STATUTORY INDEXING:    
Not Applicable

TOPICAL INDEXING:
Insurance Agents (Duty to Insured)
Private Contract (Meaning and Intent)
Uninsured Motorist Benefits: Uninsured Motorist Coverage in General    


CASE SUMMARY:  
In this unanimous per curiam Opinion, the Court of Appeals held that defendant insurance company did not improperly deny uninsured motorist coverage to plaintiff where, six years before the accident, it had sent a declaration sheet to plaintiff containing a notation that provided:

"Uninsured motorist coverage has been removed from your policy. It is available on request See enclosed letter for more information.”
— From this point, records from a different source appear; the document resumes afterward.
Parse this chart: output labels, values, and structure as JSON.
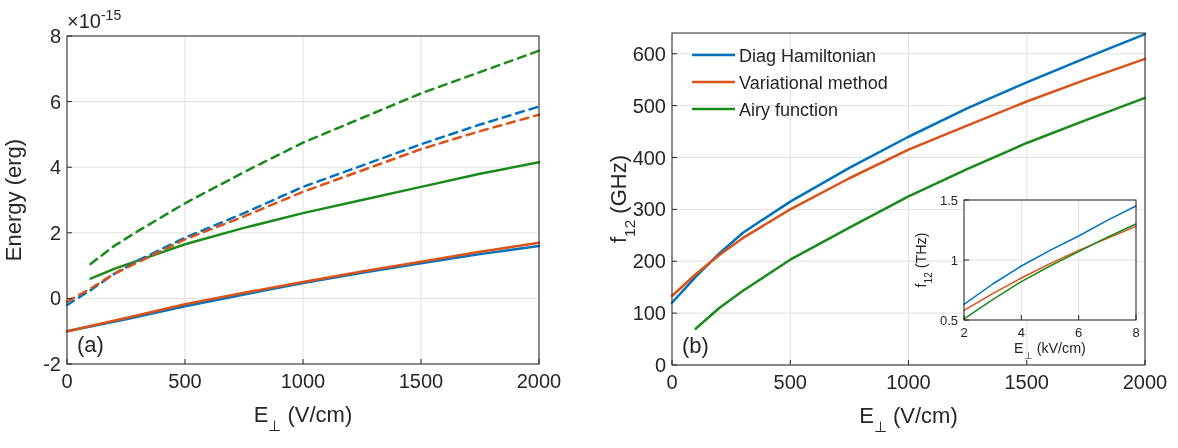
{
  "chart_data": [
    {
      "type": "line",
      "xlabel": "E$_{⊥}$ (V/cm)",
      "ylabel": "Energy (erg)",
      "annotations": [
        "×10$^{-15}$",
        "(a)"
      ],
      "xlim": [
        0,
        2000
      ],
      "xticks": [
        0,
        500,
        1000,
        1500,
        2000
      ],
      "ylim": [
        -2,
        8
      ],
      "yticks": [
        -2,
        0,
        2,
        4,
        6,
        8
      ],
      "grid": true,
      "legend": false,
      "marker": "none",
      "series": [
        {
          "color": "#0072bd",
          "line_style": "solid",
          "x": [
            0,
            250,
            500,
            750,
            1000,
            1250,
            1500,
            1750,
            2000
          ],
          "values": [
            -1,
            -0.64,
            -0.24,
            0.12,
            0.47,
            0.78,
            1.07,
            1.35,
            1.6
          ]
        },
        {
          "color": "#d95319",
          "line_style": "solid",
          "x": [
            0,
            250,
            500,
            750,
            1000,
            1250,
            1500,
            1750,
            2000
          ],
          "values": [
            -1,
            -0.6,
            -0.18,
            0.17,
            0.5,
            0.82,
            1.12,
            1.42,
            1.7
          ]
        },
        {
          "color": "#1a8a1a",
          "line_style": "solid",
          "x": [
            100,
            200,
            300,
            500,
            750,
            1000,
            1250,
            1500,
            1750,
            2000
          ],
          "values": [
            0.6,
            0.9,
            1.15,
            1.65,
            2.15,
            2.6,
            3.0,
            3.4,
            3.8,
            4.15
          ]
        },
        {
          "color": "#0072bd",
          "line_style": "dashed",
          "x": [
            0,
            100,
            200,
            300,
            500,
            750,
            1000,
            1250,
            1500,
            1750,
            2000
          ],
          "values": [
            -0.2,
            0.25,
            0.75,
            1.15,
            1.85,
            2.6,
            3.4,
            4.05,
            4.7,
            5.3,
            5.85
          ]
        },
        {
          "color": "#d95319",
          "line_style": "dashed",
          "x": [
            0,
            100,
            200,
            300,
            500,
            750,
            1000,
            1250,
            1500,
            1750,
            2000
          ],
          "values": [
            -0.1,
            0.3,
            0.75,
            1.1,
            1.8,
            2.5,
            3.25,
            3.9,
            4.55,
            5.1,
            5.6
          ]
        },
        {
          "color": "#1a8a1a",
          "line_style": "dashed",
          "x": [
            100,
            200,
            300,
            500,
            750,
            1000,
            1250,
            1500,
            1750,
            2000
          ],
          "values": [
            1.05,
            1.6,
            2.05,
            2.9,
            3.85,
            4.75,
            5.5,
            6.25,
            6.9,
            7.55
          ]
        }
      ]
    },
    {
      "type": "line",
      "xlabel": "E$_{⊥}$ (V/cm)",
      "ylabel": "f$_{12}$ (GHz)",
      "annotations": [
        "(b)"
      ],
      "xlim": [
        0,
        2000
      ],
      "xticks": [
        0,
        500,
        1000,
        1500,
        2000
      ],
      "ylim": [
        0,
        640
      ],
      "yticks": [
        0,
        100,
        200,
        300,
        400,
        500,
        600
      ],
      "grid": true,
      "legend": "top left",
      "marker": "none",
      "line_style": "solid",
      "series": [
        {
          "name": "Diag Hamiltonian",
          "color": "#0072bd",
          "x": [
            0,
            100,
            200,
            300,
            500,
            750,
            1000,
            1250,
            1500,
            1750,
            2000
          ],
          "values": [
            120,
            170,
            215,
            255,
            315,
            380,
            440,
            495,
            545,
            592,
            638
          ]
        },
        {
          "name": "Variational method",
          "color": "#d95319",
          "x": [
            0,
            100,
            200,
            300,
            500,
            750,
            1000,
            1250,
            1500,
            1750,
            2000
          ],
          "values": [
            133,
            175,
            212,
            245,
            300,
            360,
            415,
            462,
            508,
            550,
            590
          ]
        },
        {
          "name": "Airy function",
          "color": "#1a8a1a",
          "x": [
            100,
            200,
            300,
            500,
            750,
            1000,
            1250,
            1500,
            1750,
            2000
          ],
          "values": [
            70,
            110,
            143,
            203,
            265,
            325,
            378,
            428,
            472,
            515
          ]
        }
      ]
    },
    {
      "type": "line",
      "xlabel": "E$_{⊥}$ (kV/cm)",
      "ylabel": "f$_{12}$ (THz)",
      "xlim": [
        2,
        8
      ],
      "xticks": [
        2,
        4,
        6,
        8
      ],
      "ylim": [
        0.5,
        1.5
      ],
      "yticks": [
        0.5,
        1,
        1.5
      ],
      "grid": true,
      "legend": false,
      "marker": "none",
      "line_style": "solid",
      "series": [
        {
          "color": "#0072bd",
          "x": [
            2,
            3,
            4,
            5,
            6,
            7,
            8
          ],
          "values": [
            0.63,
            0.8,
            0.95,
            1.08,
            1.2,
            1.33,
            1.45
          ]
        },
        {
          "color": "#d95319",
          "x": [
            2,
            3,
            4,
            5,
            6,
            7,
            8
          ],
          "values": [
            0.58,
            0.72,
            0.85,
            0.97,
            1.08,
            1.18,
            1.28
          ]
        },
        {
          "color": "#1a8a1a",
          "x": [
            2,
            3,
            4,
            5,
            6,
            7,
            8
          ],
          "values": [
            0.51,
            0.67,
            0.82,
            0.95,
            1.07,
            1.19,
            1.3
          ]
        }
      ]
    }
  ]
}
The plaintiff acknowledged receiving the declaration, but did not remember reading about the deletion of uninsured motorist coverage. Further, plaintiff never contacted the defendant insurance company to request uninsured motorist coverage. The court found that there was no special relationship between the parties, such that the defendant had a duty to advise plaintiff about the adequacy of his insurance coverage. The court relied upon an earlier decision in Bruner v League General, 164 Mich App 28 (1987), and held that, "An insurance agent does not have an affirmative duty to advise the client regarding the adequacy of his or her coverage. The insured is obligated to read the policy and raise questions. A duty to advise may arise when a special relationship exists." The court further found that the deletion of uninsured motorist coverage was not ambiguous.